A photoplankton bloom was created in the laboratory, in a wave machine containing 3,400 gallons of water collected from the California coast. Researchers found that microbes within the water were able to alter the chemistry of the mist driven into the air. This was especially apparent when lipids, which normally separate from water, were examined.

Sea spray aerosol (SSA) particles were found to carry lipids in greater concentrations when they were carried in bubbles, which burst through the liquid. These chemicals can have a significant influence on the environment, researchers report.

"Freshly emitted SSA are composed of both sea salt and organic material, and under certain conditions the organic species comprise a substantial fraction of the total particle mass, especially for smaller diameter particles," researchers wrote in a research article published by the American Chemical Society's Central Science.

Oceans cover more than 70 percent of the Earth's surface, and they play a vital role in determining how the planet responds to continued climate change, including global warming.

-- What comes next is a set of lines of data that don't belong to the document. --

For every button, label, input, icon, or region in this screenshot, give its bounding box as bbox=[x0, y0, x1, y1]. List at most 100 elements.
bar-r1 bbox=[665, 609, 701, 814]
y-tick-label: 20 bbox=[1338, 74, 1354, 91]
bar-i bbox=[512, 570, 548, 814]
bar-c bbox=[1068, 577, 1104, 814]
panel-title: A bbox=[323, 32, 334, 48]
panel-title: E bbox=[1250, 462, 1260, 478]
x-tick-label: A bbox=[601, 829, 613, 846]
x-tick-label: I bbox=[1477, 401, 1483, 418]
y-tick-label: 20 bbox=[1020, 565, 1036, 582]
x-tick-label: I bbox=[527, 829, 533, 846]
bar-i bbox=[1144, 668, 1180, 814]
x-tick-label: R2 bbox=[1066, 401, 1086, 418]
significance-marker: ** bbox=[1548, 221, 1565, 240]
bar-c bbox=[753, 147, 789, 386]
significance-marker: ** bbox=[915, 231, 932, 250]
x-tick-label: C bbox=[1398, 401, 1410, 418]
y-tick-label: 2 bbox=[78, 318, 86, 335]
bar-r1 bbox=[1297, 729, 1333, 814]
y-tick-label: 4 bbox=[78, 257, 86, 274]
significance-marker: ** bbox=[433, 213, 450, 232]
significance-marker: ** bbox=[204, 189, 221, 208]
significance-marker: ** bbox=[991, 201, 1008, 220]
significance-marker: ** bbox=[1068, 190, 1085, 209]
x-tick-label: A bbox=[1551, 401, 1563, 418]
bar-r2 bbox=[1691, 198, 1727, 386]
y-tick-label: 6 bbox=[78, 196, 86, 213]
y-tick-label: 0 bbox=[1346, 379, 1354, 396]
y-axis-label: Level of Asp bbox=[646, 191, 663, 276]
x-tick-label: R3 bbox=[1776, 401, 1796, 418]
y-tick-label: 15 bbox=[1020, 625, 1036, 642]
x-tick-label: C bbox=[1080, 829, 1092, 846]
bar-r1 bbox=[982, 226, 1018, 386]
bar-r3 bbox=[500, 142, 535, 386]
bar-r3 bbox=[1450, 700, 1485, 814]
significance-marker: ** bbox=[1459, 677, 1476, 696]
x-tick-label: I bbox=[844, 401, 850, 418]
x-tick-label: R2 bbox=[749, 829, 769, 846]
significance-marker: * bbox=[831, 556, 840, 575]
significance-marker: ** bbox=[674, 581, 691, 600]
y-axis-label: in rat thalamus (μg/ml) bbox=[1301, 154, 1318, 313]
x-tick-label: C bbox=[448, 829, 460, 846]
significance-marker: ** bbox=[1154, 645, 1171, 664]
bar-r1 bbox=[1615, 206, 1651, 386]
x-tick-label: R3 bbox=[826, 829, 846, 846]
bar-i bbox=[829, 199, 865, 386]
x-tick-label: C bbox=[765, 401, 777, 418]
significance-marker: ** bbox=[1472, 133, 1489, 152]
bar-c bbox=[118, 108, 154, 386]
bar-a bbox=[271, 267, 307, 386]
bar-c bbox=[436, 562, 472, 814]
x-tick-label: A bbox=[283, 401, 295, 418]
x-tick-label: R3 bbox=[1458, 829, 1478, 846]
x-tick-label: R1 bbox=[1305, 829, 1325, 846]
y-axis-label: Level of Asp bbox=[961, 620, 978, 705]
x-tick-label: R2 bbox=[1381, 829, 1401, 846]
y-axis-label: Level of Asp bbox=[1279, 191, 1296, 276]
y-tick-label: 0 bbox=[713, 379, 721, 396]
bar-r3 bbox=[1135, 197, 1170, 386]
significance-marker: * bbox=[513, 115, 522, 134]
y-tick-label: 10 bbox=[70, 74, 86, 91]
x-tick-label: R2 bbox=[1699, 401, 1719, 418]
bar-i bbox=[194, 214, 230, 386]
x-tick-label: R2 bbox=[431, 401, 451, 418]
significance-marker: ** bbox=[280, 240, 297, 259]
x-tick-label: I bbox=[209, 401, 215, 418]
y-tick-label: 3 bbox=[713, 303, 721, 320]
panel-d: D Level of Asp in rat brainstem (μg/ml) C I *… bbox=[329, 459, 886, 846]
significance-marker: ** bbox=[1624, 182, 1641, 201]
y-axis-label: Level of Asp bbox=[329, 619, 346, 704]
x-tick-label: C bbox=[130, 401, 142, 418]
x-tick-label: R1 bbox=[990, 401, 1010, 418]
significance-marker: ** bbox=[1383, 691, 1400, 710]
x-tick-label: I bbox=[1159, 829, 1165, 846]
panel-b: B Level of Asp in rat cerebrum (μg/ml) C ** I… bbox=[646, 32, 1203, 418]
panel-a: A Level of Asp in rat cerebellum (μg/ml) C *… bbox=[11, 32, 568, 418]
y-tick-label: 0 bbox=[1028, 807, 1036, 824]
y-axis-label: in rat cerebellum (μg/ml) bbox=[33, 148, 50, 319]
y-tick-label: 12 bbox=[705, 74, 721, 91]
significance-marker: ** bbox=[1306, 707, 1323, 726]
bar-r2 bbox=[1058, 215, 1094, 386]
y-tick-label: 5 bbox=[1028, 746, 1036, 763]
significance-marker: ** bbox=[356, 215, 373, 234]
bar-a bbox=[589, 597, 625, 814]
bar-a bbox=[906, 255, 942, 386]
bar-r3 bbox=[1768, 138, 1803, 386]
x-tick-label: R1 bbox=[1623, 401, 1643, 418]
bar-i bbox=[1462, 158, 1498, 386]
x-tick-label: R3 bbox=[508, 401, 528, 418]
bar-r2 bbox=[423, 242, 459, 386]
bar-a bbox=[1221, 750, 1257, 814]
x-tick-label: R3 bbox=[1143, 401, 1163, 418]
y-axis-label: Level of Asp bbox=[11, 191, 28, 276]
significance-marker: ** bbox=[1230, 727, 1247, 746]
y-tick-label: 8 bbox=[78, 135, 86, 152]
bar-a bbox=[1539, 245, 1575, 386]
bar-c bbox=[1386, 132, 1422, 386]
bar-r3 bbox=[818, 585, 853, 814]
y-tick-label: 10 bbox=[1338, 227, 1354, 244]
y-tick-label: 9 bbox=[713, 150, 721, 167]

Some of the greatest questions in how the Earth will respond to increasing concentrations of greenhouse gases are centered on how the ocean interacts with the atmosphere.

Earlier investigations had attempted to find a correlation between the composition of sea spray and the prevalence of photoplankton, with mixed results. "This limits our ability to untangle the extent to which human activities versus the natural background have altered the impacts of particles on the global radiation budget and climate, and thus hampers assessments of future climate change," researchers wrote.

Kimberly Prather and colleagues from the Center for Aerosol Impacts on Climate and the Environment (CAICE) carried out the study, in an effort to understand the earlier inconsistent findings. They predict this research could lead to a new understanding of the complex interactions between the atmosphere and oceans. This information could assist climatologists in developing new, more accurate computer models of the climate, which could be used to better understand and predict the effects of global climate change.